While Congress and the Administration are deciding what to do about the Affordable Care Act, it’s a good time to brush up on the benefits compliance topics employers should be attending to for 2017. Outside of the ACA, four major topics come to mind: HIPAA, mental health parity, the EEOC wellness regulations and state leave laws. We’ll address the first three here and cover state leave laws in a separate post.
The Office of Civil Rights’ Phase II HIPAA audits are ongoing, and investigators are finding that many “covered entities” still haven’t gotten their arms around some basic issues -- like terminating access to sensitive data when someone leaves the organization. OCR recently reached a $5.5 million resolution agreement with a health system in Florida for this reason. And termination of access is only one point of HIPAA compliance.
OCR has issued several pieces of guidance on cloud computing, and how to protect e-PHI from ransomware and man-in-the-middle attacks. These address the increasing complexity of protecting data in an era of accelerated—and sophisticated—malicious hacking attempts, and signals awareness at OCR of the need to stay on top of evolving security issues.
Mental Health Parity
An ongoing enforcement priority of the Department of Labor is compliance with the mental health parity rules. Based on recent FAQs, the DOL is finding various violations of the non-quantitative treatment limits (NQTL) rules in its investigations.
To assist plan sponsors and insurers in determining whether coverage complies, the DOL and HHS issued a list of example NQTLs that may be hidden in a given plan. According to this list, an NQTL may be anything from periodic reauthorization requirements for a prescription drug to a lack of adequate number of mental health providers in a plan’s network.
The rules can be tricky: limits that appear consistent between mental health and medical/surgical benefits may not be. Both financial testing and reviewing the processes used to arrive at a particular limit are critical in assessing compliance risk.
The final EEOC wellness regulations continue to befuddle employers sponsoring wellness programs with incentive components. Points-based programs are especially difficult, given that program entry may -- or may not -- be contingent upon completing a health assessment. Any program that offers more than one way to obtain points toward certain rewards should be analyzed to determine whether and how the Americans with Disabilities Act (ADA) or HIPAA applies.

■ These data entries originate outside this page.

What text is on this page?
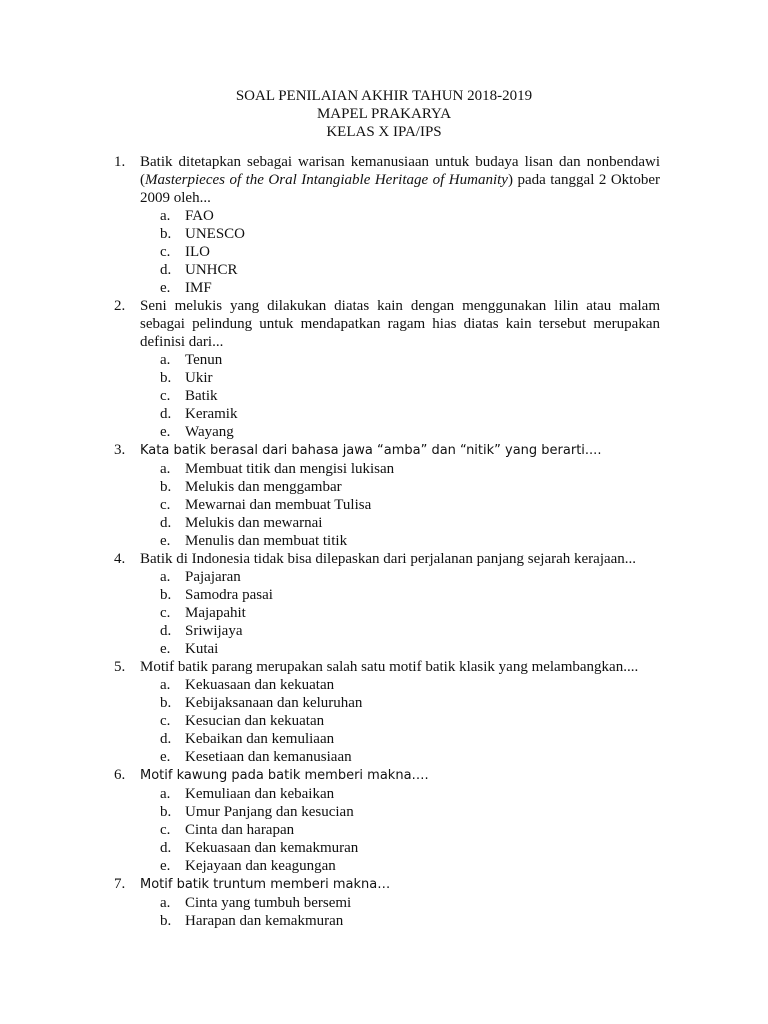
SOAL PENILAIAN AKHIR TAHUN 2018-2019
MAPEL PRAKARYA
KELAS X IPA/IPS
1. Batik ditetapkan sebagai warisan kemanusiaan untuk budaya lisan dan nonbendawi (Masterpieces of the Oral Intangiable Heritage of Humanity) pada tanggal 2 Oktober 2009 oleh...
a. FAO
b. UNESCO
c. ILO
d. UNHCR
e. IMF
2. Seni melukis yang dilakukan diatas kain dengan menggunakan lilin atau malam sebagai pelindung untuk mendapatkan ragam hias diatas kain tersebut merupakan definisi dari...
a. Tenun
b. Ukir
c. Batik
d. Keramik
e. Wayang
3. Kata batik berasal dari bahasa jawa “amba” dan “nitik” yang berarti....
a. Membuat titik dan mengisi lukisan
b. Melukis dan menggambar
c. Mewarnai dan membuat Tulisa
d. Melukis dan mewarnai
e. Menulis dan membuat titik
4. Batik di Indonesia tidak bisa dilepaskan dari perjalanan panjang sejarah kerajaan...
a. Pajajaran
b. Samodra pasai
c. Majapahit
d. Sriwijaya
e. Kutai
5. Motif batik parang merupakan salah satu motif batik klasik yang melambangkan....
a. Kekuasaan dan kekuatan
b. Kebijaksanaan dan keluruhan
c. Kesucian dan kekuatan
d. Kebaikan dan kemuliaan
e. Kesetiaan dan kemanusiaan
6. Motif kawung pada batik memberi makna….
a. Kemuliaan dan kebaikan
b. Umur Panjang dan kesucian
c. Cinta dan harapan
d. Kekuasaan dan kemakmuran
e. Kejayaan dan keagungan
7. Motif batik truntum memberi makna…
a. Cinta yang tumbuh bersemi
b. Harapan dan kemakmuran
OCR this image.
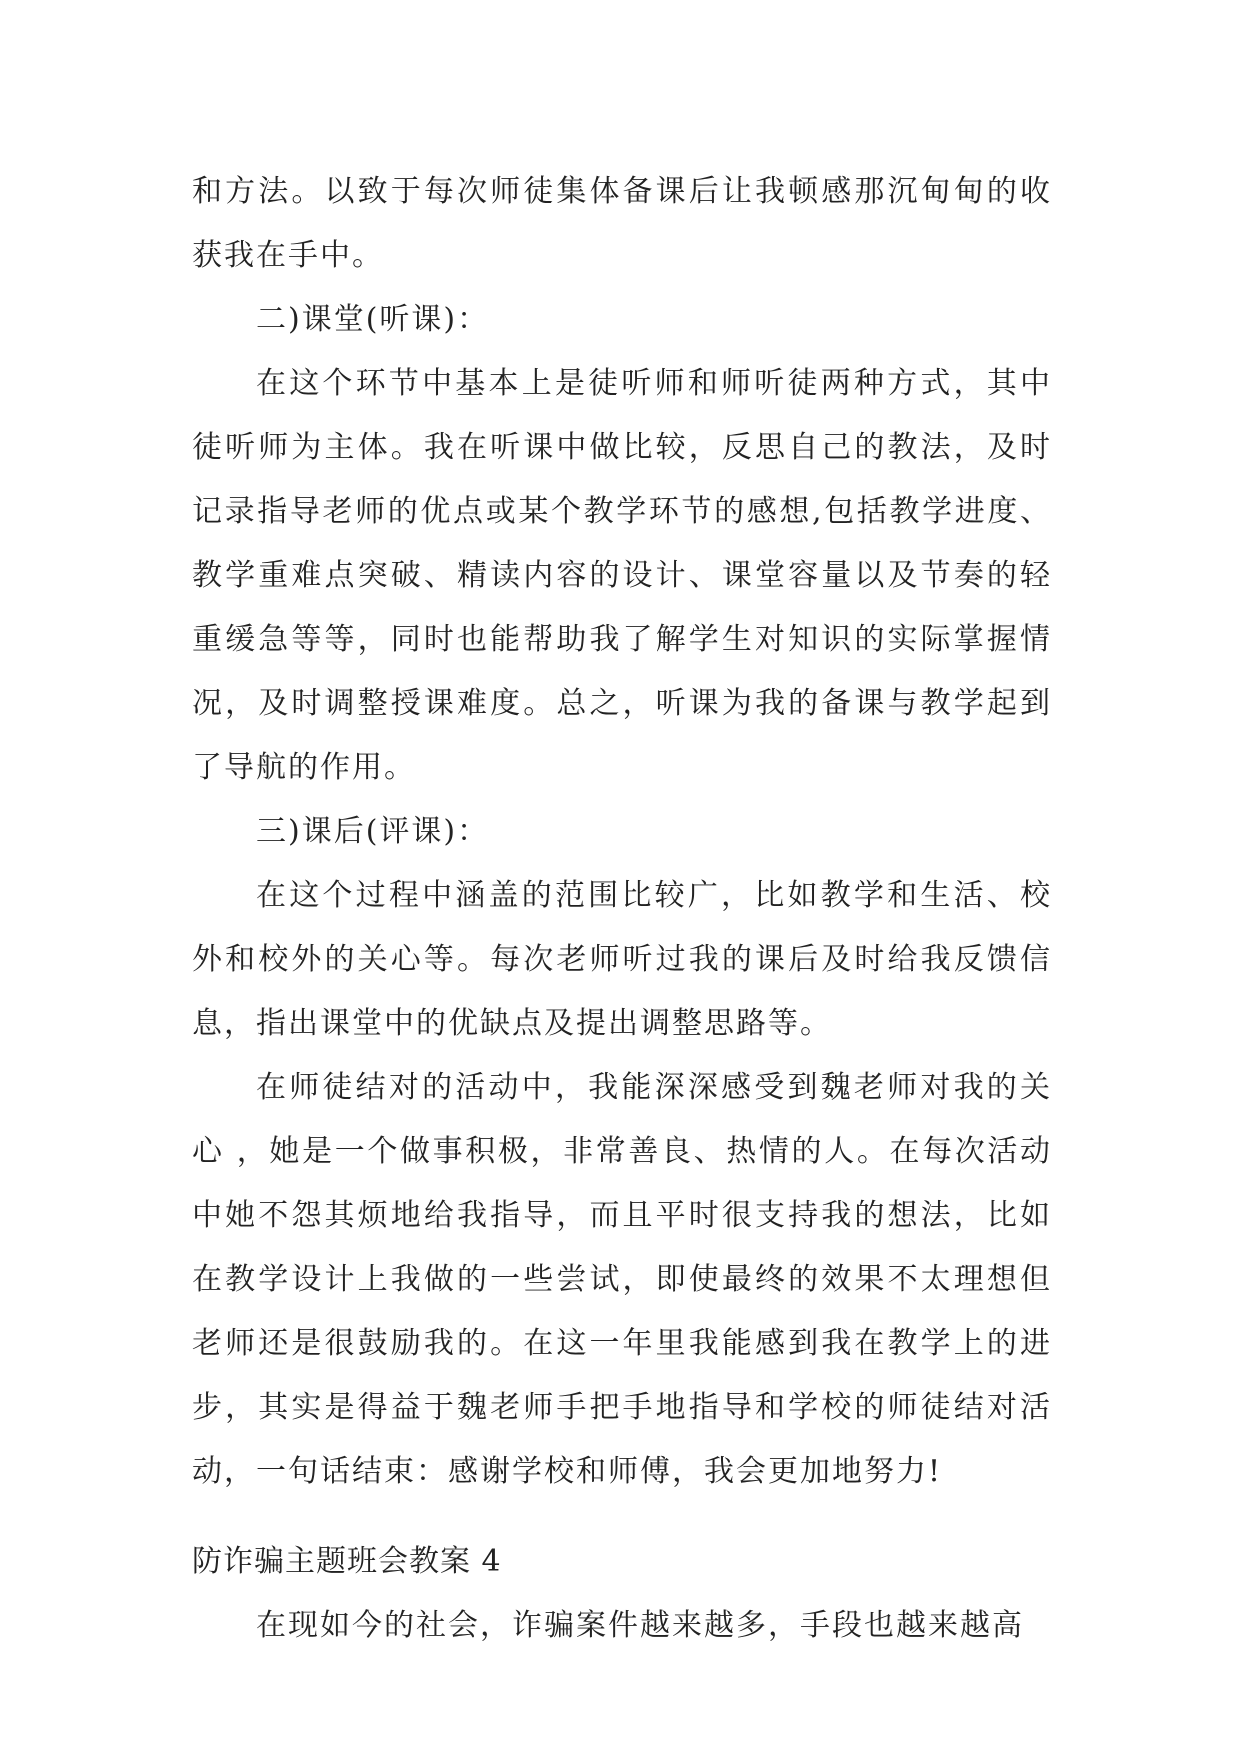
和方法。以致于每次师徒集体备课后让我顿感那沉甸甸的收获我在手中。

二)课堂(听课)：

在这个环节中基本上是徒听师和师听徒两种方式，其中徒听师为主体。我在听课中做比较，反思自己的教法，及时记录指导老师的优点或某个教学环节的感想,包括教学进度、教学重难点突破、精读内容的设计、课堂容量以及节奏的轻重缓急等等，同时也能帮助我了解学生对知识的实际掌握情况，及时调整授课难度。总之，听课为我的备课与教学起到了导航的作用。

三)课后(评课)：

在这个过程中涵盖的范围比较广，比如教学和生活、校外和校外的关心等。每次老师听过我的课后及时给我反馈信息，指出课堂中的优缺点及提出调整思路等。

在师徒结对的活动中，我能深深感受到魏老师对我的关心 ，她是一个做事积极，非常善良、热情的人。在每次活动中她不怨其烦地给我指导，而且平时很支持我的想法，比如在教学设计上我做的一些尝试，即使最终的效果不太理想但老师还是很鼓励我的。在这一年里我能感到我在教学上的进步，其实是得益于魏老师手把手地指导和学校的师徒结对活动，一句话结束：感谢学校和师傅，我会更加地努力!

防诈骗主题班会教案 4

在现如今的社会，诈骗案件越来越多，手段也越来越高
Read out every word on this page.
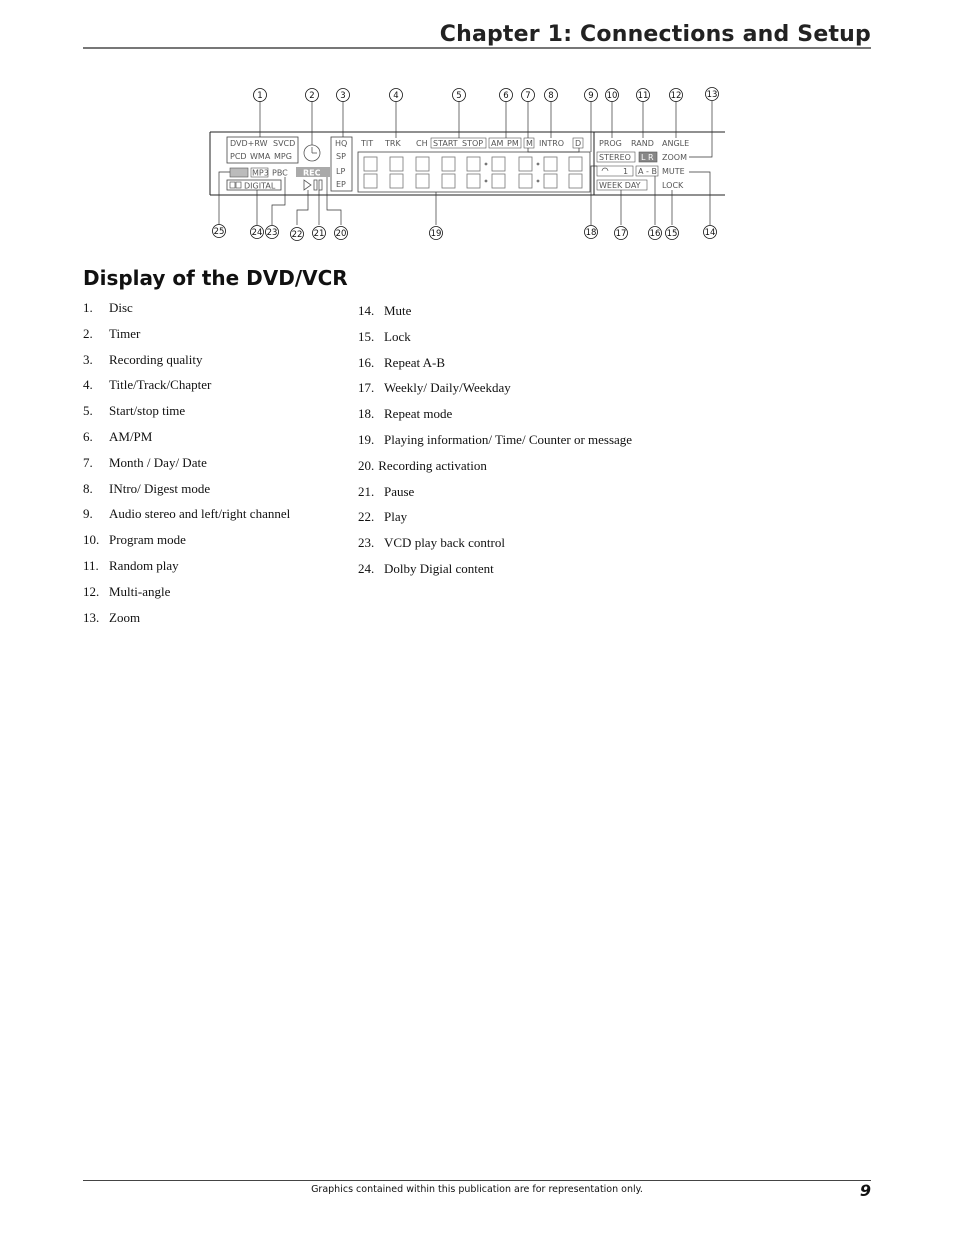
Chapter 1: Connections and Setup
DVD+RW SVCD
PCD WMA MPG
MP3 PBC REC
DIGITAL
HQ
SP
LP
EP
TIT TRK CH START STOP AM PM M INTRO D PROG RAND ANGLE
STEREO L R ZOOM
1 A - B MUTE
WEEK DAY	LOCK
1	2	3	4	5	6 7 8	9 10 11	12	13
25	24 23 22 21 20	19	18 17	16 15	14
Display of the DVD/VCR
1. Disc
2. Timer
3. Recording quality
4. Title/Track/Chapter
5. Start/stop time
6. AM/PM
7. Month / Day/ Date
8. INtro/ Digest mode
9. Audio stereo and left/right channel
10. Program mode
11. Random play
12. Multi-angle
13. Zoom
14. Mute
15. Lock
16. Repeat A-B
17. Weekly/ Daily/Weekday
18. Repeat mode
19. Playing information/ Time/ Counter or message
20. Recording activation
21. Pause
22. Play
23. VCD play back control
24. Dolby Digial content
Graphics contained within this publication are for representation only.	9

Wellness programs that are open to spouses must also consider the Genetic Information Nondiscrimination Act (GINA) to ensure that the reward for spousal participation is within prescribed limits and complies with new rules requiring notices prior to participation in any activity in which the employee or spouse may be disclosing health information to the employer. These activities could be a biometric screening, health assessment or an annual physical exam.
All the provisions discussed above seem likely to remain an enforcement priority for the respective agencies. You can reduce your risk of penalties with diligence in reviewing your programs now and taking action to address any issues you uncover.